I eyed the foreigner’s cocksure grin. “I don’t even know you.”

He reached out and pulled my hat off my head. I was glad I’d thought to shove my hair back under the sheema that was pulled low as my eyebrows, but still I felt bare without the hat. “All the more reason to trust me.”

The walk across the barn seemed too long.

Hasan grinned as he balanced the bottle on top of my head. “Better earn your money and not shake, kid. Or everyone’ll see the bottle trembling like a girl on her wedding night.”

My anger rooted me; the bottle didn’t move. Not when the foreigner stepped to the line. Not when he slotted his single bullet into the chamber. Not even when he raised the gun and pointed it straight at my head. Except I couldn’t breathe. He took careful aim, adjusting the shot. He was taking his time, and my nerves were fraying by the second.

“Just fire, you coward!” The shout burst from my lips the same second the gun went off.

I didn’t have time to flinch.

A boo went up from the crowd. And I was still alive to hear it.

I tipped my head and the bottle tumbled unbroken into my hands. I looked, and a bullet was embedded in the wall a hair to the left of my skull. Only then did I start to shake. I wasn’t sure if it was from nerves or from excitement. I wrapped my hands around the bottle to hide it either way.

In a blur of boos I walked back to the line. The foreigner passed me halfway across the pit as he walked out to the target. He paused for a second, placing my hat back on my head. “You all right?” he asked.

“Cut it a little fine there.” I tugged my hat back down.

“What’s the matter, Bandit?” Like he thought something was too damn funny. “Feeling a little less immortal?”

I shoved the bottle at him. “I wouldn’t taunt someone who’s about to aim a gun at your head.”

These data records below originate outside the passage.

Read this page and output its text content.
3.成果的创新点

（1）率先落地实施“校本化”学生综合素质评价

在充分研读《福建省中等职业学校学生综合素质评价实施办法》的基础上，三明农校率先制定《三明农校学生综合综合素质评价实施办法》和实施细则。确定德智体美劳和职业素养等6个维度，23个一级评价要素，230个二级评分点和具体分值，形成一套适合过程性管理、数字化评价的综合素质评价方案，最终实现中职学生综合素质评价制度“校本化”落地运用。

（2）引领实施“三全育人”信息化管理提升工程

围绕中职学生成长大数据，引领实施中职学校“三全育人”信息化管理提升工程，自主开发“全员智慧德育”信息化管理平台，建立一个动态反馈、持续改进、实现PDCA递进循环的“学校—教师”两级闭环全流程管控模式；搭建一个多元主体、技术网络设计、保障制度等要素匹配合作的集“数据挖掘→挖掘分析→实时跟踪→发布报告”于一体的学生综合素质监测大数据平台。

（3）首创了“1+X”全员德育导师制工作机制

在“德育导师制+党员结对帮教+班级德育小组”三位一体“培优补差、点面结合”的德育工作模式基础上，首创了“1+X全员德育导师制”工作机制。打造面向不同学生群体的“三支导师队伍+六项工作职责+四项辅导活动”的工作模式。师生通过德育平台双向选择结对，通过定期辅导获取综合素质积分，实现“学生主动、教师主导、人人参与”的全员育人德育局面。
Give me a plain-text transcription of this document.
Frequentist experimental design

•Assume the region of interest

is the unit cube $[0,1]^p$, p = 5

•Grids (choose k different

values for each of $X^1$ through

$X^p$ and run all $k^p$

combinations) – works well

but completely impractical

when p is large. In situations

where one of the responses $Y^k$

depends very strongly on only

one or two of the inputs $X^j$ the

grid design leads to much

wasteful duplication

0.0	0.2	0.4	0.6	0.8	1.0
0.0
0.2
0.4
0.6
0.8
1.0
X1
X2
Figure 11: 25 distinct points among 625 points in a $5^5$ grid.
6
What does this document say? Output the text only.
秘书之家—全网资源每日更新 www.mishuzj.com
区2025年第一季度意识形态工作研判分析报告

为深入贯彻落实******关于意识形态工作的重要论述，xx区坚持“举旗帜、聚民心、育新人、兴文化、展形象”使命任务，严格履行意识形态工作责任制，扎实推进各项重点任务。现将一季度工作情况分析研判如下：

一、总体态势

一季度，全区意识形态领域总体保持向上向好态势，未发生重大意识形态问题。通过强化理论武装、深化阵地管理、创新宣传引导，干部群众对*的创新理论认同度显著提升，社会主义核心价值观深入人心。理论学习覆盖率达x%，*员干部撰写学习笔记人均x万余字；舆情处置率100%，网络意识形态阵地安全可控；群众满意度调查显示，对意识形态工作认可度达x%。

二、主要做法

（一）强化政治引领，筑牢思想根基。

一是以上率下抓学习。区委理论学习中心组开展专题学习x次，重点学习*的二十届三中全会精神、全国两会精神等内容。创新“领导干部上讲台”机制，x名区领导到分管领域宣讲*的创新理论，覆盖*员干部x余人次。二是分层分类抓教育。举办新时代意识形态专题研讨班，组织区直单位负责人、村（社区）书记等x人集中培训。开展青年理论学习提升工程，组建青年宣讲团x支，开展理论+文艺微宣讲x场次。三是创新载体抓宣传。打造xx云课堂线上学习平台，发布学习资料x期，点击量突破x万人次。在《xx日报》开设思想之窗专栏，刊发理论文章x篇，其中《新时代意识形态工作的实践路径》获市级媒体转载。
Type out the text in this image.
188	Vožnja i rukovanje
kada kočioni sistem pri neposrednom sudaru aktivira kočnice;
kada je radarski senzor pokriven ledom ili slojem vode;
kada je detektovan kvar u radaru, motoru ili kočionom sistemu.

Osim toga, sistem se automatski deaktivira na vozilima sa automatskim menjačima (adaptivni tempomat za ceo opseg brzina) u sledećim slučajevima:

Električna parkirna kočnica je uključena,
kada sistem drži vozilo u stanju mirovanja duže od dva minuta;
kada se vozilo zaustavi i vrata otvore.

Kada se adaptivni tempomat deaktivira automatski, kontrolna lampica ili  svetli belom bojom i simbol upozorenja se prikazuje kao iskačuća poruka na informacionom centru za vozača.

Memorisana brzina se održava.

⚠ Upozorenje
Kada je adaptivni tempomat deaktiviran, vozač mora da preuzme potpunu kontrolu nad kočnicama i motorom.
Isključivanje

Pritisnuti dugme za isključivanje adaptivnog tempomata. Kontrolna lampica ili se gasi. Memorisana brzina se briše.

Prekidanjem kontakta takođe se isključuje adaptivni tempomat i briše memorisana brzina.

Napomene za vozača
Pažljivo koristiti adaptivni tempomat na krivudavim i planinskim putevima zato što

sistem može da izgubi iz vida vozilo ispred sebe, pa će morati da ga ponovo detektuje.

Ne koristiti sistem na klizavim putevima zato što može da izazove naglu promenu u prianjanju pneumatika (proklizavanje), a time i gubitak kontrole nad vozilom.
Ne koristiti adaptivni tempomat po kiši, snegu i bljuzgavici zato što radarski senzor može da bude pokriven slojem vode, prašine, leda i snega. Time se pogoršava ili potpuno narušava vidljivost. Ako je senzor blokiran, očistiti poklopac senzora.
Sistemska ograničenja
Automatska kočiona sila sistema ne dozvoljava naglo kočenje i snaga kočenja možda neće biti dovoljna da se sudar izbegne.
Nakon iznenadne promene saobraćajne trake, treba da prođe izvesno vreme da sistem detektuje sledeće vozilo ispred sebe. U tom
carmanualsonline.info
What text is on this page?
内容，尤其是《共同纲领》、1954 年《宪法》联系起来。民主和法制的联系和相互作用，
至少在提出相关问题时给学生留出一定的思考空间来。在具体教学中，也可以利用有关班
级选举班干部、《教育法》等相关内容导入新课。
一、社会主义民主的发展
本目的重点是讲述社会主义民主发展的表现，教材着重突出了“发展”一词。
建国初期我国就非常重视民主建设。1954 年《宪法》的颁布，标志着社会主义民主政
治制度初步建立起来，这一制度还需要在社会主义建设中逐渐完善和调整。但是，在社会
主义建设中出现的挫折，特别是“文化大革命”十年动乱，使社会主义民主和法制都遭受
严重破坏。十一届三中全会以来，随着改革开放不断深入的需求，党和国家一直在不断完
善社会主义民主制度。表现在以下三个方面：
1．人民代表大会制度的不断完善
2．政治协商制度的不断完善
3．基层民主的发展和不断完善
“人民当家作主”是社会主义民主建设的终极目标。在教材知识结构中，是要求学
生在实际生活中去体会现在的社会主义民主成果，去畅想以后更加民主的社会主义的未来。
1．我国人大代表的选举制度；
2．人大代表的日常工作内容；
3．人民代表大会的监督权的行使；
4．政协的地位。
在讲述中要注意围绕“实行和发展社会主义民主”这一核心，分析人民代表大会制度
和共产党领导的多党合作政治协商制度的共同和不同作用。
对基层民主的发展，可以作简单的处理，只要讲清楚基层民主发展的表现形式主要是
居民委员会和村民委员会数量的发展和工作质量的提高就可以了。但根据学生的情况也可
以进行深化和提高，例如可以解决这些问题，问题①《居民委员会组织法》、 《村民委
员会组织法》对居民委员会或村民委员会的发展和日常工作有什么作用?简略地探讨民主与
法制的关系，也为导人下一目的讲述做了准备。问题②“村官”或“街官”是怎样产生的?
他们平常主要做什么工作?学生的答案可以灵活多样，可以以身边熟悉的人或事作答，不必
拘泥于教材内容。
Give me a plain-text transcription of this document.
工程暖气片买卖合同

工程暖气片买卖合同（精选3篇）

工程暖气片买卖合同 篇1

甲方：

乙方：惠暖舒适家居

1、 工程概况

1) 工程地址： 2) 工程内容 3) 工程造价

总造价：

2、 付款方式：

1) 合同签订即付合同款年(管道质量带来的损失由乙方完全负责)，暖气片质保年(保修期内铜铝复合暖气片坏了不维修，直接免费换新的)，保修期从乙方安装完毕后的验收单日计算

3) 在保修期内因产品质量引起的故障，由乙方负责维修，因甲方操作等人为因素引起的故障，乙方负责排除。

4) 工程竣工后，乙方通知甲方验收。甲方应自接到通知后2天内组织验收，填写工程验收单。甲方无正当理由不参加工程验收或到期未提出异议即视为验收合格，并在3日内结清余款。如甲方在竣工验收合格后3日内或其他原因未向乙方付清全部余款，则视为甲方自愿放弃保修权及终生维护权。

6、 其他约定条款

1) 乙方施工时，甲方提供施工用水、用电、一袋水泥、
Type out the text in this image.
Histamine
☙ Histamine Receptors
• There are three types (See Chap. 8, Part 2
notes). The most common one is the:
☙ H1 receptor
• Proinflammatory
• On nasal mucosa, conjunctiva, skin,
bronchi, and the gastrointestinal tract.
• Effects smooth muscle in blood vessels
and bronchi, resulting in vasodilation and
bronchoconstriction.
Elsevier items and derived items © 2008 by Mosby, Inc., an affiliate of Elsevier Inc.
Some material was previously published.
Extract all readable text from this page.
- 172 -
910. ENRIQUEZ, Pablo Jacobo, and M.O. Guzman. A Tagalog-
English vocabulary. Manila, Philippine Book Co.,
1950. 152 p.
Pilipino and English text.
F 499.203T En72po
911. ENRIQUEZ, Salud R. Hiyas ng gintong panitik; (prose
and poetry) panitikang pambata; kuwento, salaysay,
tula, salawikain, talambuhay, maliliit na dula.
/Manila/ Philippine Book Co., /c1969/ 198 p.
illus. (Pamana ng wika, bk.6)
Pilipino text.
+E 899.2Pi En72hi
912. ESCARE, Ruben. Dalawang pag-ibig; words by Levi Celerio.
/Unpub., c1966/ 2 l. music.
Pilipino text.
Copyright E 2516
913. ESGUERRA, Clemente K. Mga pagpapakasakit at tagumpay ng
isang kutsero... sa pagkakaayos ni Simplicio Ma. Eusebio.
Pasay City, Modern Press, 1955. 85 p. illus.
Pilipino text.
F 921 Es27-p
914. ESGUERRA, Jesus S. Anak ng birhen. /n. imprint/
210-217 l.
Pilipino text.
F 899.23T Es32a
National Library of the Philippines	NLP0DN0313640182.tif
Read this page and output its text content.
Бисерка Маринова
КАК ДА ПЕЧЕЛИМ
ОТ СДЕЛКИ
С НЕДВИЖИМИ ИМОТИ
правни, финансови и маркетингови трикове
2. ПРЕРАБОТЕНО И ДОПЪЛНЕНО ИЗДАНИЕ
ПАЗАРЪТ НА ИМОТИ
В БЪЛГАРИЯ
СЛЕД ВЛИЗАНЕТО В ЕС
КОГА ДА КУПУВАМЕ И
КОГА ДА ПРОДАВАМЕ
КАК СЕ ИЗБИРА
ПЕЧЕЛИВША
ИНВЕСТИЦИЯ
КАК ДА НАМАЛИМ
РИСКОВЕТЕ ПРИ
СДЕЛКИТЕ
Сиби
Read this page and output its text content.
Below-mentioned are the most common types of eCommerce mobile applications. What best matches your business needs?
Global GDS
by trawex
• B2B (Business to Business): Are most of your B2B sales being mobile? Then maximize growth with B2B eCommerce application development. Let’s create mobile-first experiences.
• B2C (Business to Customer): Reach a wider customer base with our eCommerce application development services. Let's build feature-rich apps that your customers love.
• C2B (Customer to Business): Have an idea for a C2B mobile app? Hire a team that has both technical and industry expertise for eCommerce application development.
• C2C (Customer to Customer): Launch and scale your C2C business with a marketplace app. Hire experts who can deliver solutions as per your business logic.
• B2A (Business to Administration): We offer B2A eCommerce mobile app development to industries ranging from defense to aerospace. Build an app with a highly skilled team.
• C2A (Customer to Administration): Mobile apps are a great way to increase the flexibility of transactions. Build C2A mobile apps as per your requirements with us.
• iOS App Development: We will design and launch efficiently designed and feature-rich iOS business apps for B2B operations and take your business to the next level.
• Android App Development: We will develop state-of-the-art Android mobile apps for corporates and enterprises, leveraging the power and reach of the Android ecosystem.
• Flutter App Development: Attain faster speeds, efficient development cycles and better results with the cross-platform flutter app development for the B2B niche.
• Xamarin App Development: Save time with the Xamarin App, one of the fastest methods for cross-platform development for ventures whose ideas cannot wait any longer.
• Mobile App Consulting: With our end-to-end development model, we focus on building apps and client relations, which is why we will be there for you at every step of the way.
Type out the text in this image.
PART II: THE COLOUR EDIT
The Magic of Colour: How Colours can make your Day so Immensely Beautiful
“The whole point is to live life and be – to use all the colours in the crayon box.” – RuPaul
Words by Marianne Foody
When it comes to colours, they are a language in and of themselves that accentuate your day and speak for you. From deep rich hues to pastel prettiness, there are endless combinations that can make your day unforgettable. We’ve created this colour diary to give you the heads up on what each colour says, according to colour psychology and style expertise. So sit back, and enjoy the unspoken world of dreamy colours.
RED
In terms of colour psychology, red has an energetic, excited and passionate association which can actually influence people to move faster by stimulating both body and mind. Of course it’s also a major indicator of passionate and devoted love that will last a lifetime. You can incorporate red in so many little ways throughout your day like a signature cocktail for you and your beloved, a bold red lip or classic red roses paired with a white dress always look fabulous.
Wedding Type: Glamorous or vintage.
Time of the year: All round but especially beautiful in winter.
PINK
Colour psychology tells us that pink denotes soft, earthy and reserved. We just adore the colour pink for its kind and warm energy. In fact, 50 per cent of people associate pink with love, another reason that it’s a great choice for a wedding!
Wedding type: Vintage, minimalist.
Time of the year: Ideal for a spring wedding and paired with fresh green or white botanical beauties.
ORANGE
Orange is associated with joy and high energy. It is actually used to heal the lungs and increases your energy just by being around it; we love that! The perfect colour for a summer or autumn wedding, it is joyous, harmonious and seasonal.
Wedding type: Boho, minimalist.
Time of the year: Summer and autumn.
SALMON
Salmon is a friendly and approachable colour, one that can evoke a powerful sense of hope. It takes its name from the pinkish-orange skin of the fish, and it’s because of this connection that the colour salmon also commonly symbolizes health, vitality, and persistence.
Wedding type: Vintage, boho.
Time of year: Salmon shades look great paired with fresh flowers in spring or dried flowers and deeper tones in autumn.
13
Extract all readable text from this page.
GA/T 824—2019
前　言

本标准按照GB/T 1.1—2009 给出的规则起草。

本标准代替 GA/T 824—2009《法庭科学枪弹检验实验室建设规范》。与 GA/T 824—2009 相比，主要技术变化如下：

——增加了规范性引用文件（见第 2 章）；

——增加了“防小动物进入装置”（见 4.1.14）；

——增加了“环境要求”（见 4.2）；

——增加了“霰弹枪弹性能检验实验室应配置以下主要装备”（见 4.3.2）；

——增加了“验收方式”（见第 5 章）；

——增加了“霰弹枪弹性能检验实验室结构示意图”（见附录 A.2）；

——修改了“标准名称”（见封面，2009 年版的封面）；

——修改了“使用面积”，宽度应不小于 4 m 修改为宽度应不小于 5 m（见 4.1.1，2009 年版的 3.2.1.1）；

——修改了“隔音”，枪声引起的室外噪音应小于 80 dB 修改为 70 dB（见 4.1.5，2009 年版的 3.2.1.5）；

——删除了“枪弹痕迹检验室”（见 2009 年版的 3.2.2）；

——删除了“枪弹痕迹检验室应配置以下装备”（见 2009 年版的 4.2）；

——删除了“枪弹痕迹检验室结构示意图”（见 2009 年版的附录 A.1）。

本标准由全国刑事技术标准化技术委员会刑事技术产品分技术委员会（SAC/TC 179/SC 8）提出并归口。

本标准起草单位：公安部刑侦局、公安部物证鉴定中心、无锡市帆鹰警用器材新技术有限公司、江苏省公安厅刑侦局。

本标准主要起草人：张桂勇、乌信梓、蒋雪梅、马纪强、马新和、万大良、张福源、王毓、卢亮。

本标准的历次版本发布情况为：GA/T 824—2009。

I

He laughed and kept walking.

And then I was the one standing behind the white painted line and he was the target. I could hit the bottle no problem if I wanted to. What were the chances Dahmad would actually hit the foreigner anywhere fatal? And even if he did, what was the foreigner to me? Not a thousand fouza in prize money.

I fired. The bottle stayed in one piece.

“The game is over!” Hasan cried over the shouts. “Dahmad reclaims his spot as your champion!” Some cheered, likely those holding slips with his number on them.

And slowly a new chant started to go up from the crowd. “Shoot! Shoot! Shoot!”

The champion was weaving unsteadily. “Yeah! I want a shot at the Snake, too.”

The foreigner had pulled the bottle off his head, but now the champion was swaggering over to the line, taking aim and gesturing at him to step back into place.

“They’re right!” Hasan crowed. “We can’t have a winner if Dahmad doesn’t shoot.” He cut his gaze toward me. I understood what he meant clear enough. No winner meant no winnings for the house. And that meant no money for us. “What do you say, Eastern Snake?”

My eyes met the foreigner’s and I shook my head. He held my stare for a long moment, all hints of joking gone. Then he stepped back and set the bottle on his head.

The champion stumbled up to the line. He could barely stand. He squinted at the foreigner, as if trying to make out where he was exactly. My father had been this drunk most days when he came home from factory work. He got his hands on a gun one of those times. My mother and I would've both been dead if he’d been able to shoot straight.

Dahmad raised the gun. From where I was standing I could see he was aiming straight at the foreigner’s chest.

The foreigner had beaten the champion last time. Dahmad was drunk enough to think revenge was a better idea than winning. And a man was a big enough target for even a drunk to hit.

As the champion’s hand squeezed down on the trigger, Hasan’s earlier words crashed down around me. There were no second shots in this game. I flung my body sideways without thinking and crashed into Dahmad.